The [American bald eagles’]…cartwheel display or death spiral…is chief among their spectacular courtship rituals…The two soar up to high altitude, lock talons, and tumble and cartwheel toward Earth. They let go before reaching the ground—except when they don’t.

-Patricia Edmonds, National Geographic

 

Suppose that to marry is to defy death talon to talon,

       to promise to learn together the art

              of freefalling as mutual deference.

 

Suppose the law decrees your desire

        unruly, your bodies sylphs

             or outlaws, but call it sacrifice

                        or symbiosis, you will be one.

 

Suppose that—

   despite cartwheeling down

       an updraft of air to the upsurging details

below: (skyscraper,

                                 factory, tree, tree

car, car, car—),

                                   you study only the pale

                      cream moons of her eyes

                                                 stricken below their hood,

              cincture of her wingspan, wind-riffled,

& the muscly clutch

              of her tendons sounding blood.

 

Suppose that just before pavement

          hits your skulls, there is the ripening

of a moment, a toehold in grace,

                    when you both untangle,

 

roll out of your death dance,

        & fall upwards, in thrall of sky,

            backdrop of brambles, scrim of tree-

                 tops.  Suppose catastrophe’s averted

 

for the moment, but always you’ll be

                   on the cusp of it. She, the thermals,

& the warming skies are all

         you can be sure of. You’ll preen

on the moon if you must.

 

 

MEMORIES OF MYSEFL AS A GALAPAGOS MARINE IGUANA

I can almost remember my claws,

                                      incurved like an eagle’s,

my dorsal scales and tail

                            like a lash, my prehistoric body

                                          outfitted like medieval weaponry.

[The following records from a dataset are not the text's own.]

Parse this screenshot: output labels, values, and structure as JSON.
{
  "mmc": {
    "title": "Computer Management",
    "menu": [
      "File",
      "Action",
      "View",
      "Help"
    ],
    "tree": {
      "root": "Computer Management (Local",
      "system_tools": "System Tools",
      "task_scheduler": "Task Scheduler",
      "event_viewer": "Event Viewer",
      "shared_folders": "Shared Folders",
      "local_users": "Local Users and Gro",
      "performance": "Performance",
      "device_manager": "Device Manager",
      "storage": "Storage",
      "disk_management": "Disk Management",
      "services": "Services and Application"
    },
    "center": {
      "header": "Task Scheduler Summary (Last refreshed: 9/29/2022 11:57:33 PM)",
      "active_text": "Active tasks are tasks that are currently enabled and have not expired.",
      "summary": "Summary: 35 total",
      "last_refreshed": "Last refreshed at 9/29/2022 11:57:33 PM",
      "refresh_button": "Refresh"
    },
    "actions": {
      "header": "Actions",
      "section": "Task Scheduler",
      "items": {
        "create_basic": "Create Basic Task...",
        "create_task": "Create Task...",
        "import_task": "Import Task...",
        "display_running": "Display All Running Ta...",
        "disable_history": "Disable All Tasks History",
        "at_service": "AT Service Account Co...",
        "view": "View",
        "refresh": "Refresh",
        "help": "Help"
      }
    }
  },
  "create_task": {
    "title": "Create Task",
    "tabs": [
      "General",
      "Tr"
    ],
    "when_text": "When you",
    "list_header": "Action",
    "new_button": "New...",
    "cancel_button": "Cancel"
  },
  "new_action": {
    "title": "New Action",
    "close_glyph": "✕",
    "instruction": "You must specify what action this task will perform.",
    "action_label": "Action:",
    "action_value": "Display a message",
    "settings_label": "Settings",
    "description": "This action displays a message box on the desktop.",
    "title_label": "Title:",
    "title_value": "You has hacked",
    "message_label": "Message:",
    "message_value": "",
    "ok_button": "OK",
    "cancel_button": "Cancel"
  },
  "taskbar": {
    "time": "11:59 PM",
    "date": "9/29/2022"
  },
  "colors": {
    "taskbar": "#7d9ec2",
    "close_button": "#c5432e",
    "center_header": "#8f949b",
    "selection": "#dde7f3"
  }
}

I didn’t have a name then for myself

                                          or for the choke of boulders where I sunned.

I didn’t have a name then for sun:

                         sussuration of warmth at dawn

                                       that grew louder each hour

until—by the thrumming

                        of my blood—

I felt the sun’s call in my muscles,

                        in my re-activated heart.

                                   Each noon, pulsating fire

my body a darkening leather

                            (as practical a conductor as copper),

I set out past the tuff, sword-sharp,

                            and plunged off the cliff’s edge

                                          to return through an invisible door

back to the sea.

                           I didn’t have a name then for sea:

thraw of wave and cutting chill

                          or for the hunger that urged me on

                                      to seafloors carpeted with algae.

I grazed with fervor

                            then in anguish if I lingered

too long in the cold.

                            I can almost remember the return:

                                          back past the waves tossing ice

splinters into my back,

                          and past the sharks that prowled

counterclockwise above, and back to scale

                          the sheer edge of the island.

                                       I can go back and back and back,

and each time I pass through the thinnest thread

                            of a spider’s web; it is the twitch you trace

for an instant on my face.

                           You doubt me?

                                        This is not dreamed up.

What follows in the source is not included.